Gunung Lewotobi Laki-Laki Erupsi 23 April 2026, Kolom Abu Capai 1.800 Meter
Gunung Lewotobi Laki-Laki yang terletak di Flores Timur, NTT, mengalami erupsi kembali pada hari Kamis pagi, 23 April 2026, tepatnya pada pukul 07.21 Wita.
Gunung Lewotobi Laki-Laki yang terletak di Flores Timur, NTT, mengalami erupsi pada Kamis pagi (23/4) tepatnya pukul 07.21 Wita. Menurut laporan dari Pusat Vulkanologi dan Mitigasi Bencana Geologi (PVMBG), kolom letusan teramati memiliki tinggi mencapai 1.800 meter di atas puncak gunung, yang berarti sekitar 3.384 meter di atas permukaan laut.
Kolom abu yang muncul berwarna kelabu dengan intensitas tebal yang mengarah ke barat daya. Erupsi ini juga terekam di seismograf dengan amplitudo maksimum mencapai 22.2 mm dan durasi 103 detik.
Petugas Pos Pantau Gunung Lewotobi Laki-Laki, Emanuel Rofinus, mengimbau kepada warga dan pengunjung yang berada di sekitar gunung untuk tidak melakukan aktivitas apapun dalam radius 4 kilometer dari pusat erupsi.
"Masyarakat agar tenang dan mengikuti arahan Pemda serta tidak mempercayai isu-isu yang tidak jelas sumbernya," jelasnya.
Selain itu, masyarakat di sekitar Gunung Lewotobi Laki-Laki juga diingatkan untuk waspada terhadap potensi terjadinya banjir lahar hujan di sungai-sungai yang berhulu di puncak gunung, terutama saat hujan dengan intensitas tinggi di daerah seperti Dulipali, Padang Pasir, Nobo, Nurabelen, Klatanlo, Hokeng Jaya, Boru, dan Nawakote.

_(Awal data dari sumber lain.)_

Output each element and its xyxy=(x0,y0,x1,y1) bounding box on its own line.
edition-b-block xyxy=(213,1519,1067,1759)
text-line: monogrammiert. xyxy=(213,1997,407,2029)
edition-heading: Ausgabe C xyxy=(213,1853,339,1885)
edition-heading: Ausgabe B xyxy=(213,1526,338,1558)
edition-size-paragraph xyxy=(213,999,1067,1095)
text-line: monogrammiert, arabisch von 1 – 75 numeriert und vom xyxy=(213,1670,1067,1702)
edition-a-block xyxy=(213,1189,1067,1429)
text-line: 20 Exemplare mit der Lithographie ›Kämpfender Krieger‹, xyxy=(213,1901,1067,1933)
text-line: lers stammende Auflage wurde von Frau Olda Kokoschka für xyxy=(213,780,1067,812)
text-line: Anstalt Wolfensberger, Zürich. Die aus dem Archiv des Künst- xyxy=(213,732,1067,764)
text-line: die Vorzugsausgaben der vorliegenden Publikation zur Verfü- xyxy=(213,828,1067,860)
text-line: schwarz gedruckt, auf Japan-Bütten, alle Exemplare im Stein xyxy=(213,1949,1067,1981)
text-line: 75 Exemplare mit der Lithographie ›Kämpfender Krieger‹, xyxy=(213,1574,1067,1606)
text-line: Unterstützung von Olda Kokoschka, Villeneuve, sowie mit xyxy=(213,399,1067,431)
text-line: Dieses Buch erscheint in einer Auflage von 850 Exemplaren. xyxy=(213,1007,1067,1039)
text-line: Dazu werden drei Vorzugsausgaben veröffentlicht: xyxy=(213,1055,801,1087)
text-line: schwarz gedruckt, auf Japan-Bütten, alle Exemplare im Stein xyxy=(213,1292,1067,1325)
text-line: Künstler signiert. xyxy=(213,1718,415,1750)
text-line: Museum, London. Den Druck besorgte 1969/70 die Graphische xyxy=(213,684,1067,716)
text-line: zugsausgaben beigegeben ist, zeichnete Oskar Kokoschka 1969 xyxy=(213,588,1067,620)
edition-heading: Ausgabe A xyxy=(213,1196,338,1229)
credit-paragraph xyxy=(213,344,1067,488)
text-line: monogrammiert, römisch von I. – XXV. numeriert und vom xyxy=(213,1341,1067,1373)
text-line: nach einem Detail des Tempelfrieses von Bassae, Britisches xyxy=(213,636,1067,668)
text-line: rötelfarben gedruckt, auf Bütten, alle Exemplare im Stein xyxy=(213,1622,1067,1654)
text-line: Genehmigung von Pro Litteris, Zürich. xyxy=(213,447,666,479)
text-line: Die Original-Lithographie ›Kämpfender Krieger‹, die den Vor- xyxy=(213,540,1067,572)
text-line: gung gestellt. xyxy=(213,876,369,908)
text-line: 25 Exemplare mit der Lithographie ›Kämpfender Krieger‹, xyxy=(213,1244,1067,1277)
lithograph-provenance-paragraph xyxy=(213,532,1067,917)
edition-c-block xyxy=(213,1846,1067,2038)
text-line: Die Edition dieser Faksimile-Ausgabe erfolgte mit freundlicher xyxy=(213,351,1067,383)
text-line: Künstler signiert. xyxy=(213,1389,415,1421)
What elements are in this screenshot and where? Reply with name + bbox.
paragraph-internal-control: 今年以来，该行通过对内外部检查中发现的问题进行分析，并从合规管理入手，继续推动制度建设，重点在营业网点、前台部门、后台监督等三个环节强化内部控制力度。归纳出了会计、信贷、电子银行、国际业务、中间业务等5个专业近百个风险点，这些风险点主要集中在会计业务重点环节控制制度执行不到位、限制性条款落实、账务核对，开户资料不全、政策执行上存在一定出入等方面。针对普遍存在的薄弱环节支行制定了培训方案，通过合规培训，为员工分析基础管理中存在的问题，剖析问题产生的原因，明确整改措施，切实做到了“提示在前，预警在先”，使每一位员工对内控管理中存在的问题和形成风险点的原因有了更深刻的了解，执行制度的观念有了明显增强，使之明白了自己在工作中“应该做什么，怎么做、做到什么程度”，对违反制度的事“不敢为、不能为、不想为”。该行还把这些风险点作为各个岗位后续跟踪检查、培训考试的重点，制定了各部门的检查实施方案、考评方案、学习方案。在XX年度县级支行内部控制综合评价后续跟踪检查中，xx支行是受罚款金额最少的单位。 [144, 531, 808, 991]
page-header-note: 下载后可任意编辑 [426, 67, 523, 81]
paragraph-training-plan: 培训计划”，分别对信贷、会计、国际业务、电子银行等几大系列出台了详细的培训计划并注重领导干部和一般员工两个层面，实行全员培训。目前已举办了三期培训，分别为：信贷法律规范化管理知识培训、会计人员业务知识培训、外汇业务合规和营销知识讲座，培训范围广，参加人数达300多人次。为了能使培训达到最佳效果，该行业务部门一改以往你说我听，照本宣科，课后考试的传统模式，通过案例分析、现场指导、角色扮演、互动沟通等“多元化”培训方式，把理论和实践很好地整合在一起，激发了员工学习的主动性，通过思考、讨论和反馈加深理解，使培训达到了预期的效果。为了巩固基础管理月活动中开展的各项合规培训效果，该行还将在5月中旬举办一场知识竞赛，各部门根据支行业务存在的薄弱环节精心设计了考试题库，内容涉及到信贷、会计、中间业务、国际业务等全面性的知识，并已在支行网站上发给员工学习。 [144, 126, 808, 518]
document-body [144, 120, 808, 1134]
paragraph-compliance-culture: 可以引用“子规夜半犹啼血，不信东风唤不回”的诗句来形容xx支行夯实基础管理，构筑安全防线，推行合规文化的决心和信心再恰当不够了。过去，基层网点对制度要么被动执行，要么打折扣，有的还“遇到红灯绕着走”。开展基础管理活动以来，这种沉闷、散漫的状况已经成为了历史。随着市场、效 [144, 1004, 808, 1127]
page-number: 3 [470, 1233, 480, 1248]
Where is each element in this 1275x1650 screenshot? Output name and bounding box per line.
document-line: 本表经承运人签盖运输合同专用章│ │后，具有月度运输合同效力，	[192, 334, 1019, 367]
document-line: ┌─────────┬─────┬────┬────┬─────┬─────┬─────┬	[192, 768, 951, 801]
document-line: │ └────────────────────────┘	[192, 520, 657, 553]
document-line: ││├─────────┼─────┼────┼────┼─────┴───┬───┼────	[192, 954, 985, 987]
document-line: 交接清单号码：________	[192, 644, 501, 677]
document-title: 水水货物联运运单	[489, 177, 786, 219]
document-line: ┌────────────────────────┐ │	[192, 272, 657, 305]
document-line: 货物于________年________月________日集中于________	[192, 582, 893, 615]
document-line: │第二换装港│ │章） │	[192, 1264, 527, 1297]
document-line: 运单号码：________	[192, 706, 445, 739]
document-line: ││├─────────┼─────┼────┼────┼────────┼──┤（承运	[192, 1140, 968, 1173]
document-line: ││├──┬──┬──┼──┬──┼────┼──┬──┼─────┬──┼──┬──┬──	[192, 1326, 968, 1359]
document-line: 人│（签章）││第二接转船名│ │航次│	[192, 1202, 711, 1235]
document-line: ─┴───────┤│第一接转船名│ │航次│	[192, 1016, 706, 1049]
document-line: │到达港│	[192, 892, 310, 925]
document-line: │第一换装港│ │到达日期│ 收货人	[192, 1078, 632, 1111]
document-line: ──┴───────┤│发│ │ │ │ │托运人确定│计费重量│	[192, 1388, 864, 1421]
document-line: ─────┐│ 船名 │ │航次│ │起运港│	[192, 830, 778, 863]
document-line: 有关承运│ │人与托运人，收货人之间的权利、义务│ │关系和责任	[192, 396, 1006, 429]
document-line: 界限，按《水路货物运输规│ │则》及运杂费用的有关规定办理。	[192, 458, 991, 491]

“Masyarakat yang terdampak hujan abu Gunung Lewotobi Laki-Laki, memakai masker atau penutup hidung-mulut untuk menghindari bahaya abu vulkanik pada sistem pernapasan,” tambahnya.
Sepanjang tahun 2026, Gunung Lewotobi Laki-Laki telah tercatat meletus sebanyak 48 kali. Hingga saat ini, Kamis, 23 April 2026, pukul 09.18 WIB, status Gunung Lewotobi Laki-Laki masih berada pada level Waspada (Level II).
Destinasi Wisata Alam
Berdasarkan pengamatan yang dilakukan oleh PVMBG, pada Rabu (22/4/2026) dari pukul 00.00 hingga 24.00 WIT, Gunung Lewotobi Laki-Laki mengalami sejumlah aktivitas seismik yang signifikan. Tercatat, gunung ini mengalami 9 kali gempa letusan/erupsi dengan amplitudo berkisar antara 3.7 hingga 14.8 mm, dengan durasi gempa antara 82 hingga 227 detik.
Selain itu, terjadi 1 kali gempa hembusan dengan amplitudo 4.4 mm dan durasi 37 detik, serta 1 kali gempa harmonik dengan amplitudo 5.7 mm dan durasi 40 detik.
Selama periode pengamatan tersebut, juga terpantau 6 kali tremor non-harmonik dengan amplitudo 2.9 hingga 3.7 mm dan durasi 64 hingga 80 detik. Selain itu, terjadi 10 kali gempa low frequency dengan amplitudo 4.4 hingga 22.2 mm dan lama gempa antara 24 hingga 30 detik.
Terdapat pula 3 kali gempa vulkanik dalam dengan amplitudo 2.9 hingga 10.5 mm, S-P 1.8 hingga 2.5 detik, dan durasi 14 hingga 23 detik. Tidak ketinggalan, 8 kali gempa tektonik lokal dengan amplitudo 2.9 hingga 10.5 mm, S-P 4.5 hingga 9.7 detik, dan durasi 24 hingga 37 detik, serta 1 kali gempa tektonik jauh dengan amplitudo 14.8 mm, S-P 18.6 detik dan durasi 60 detik.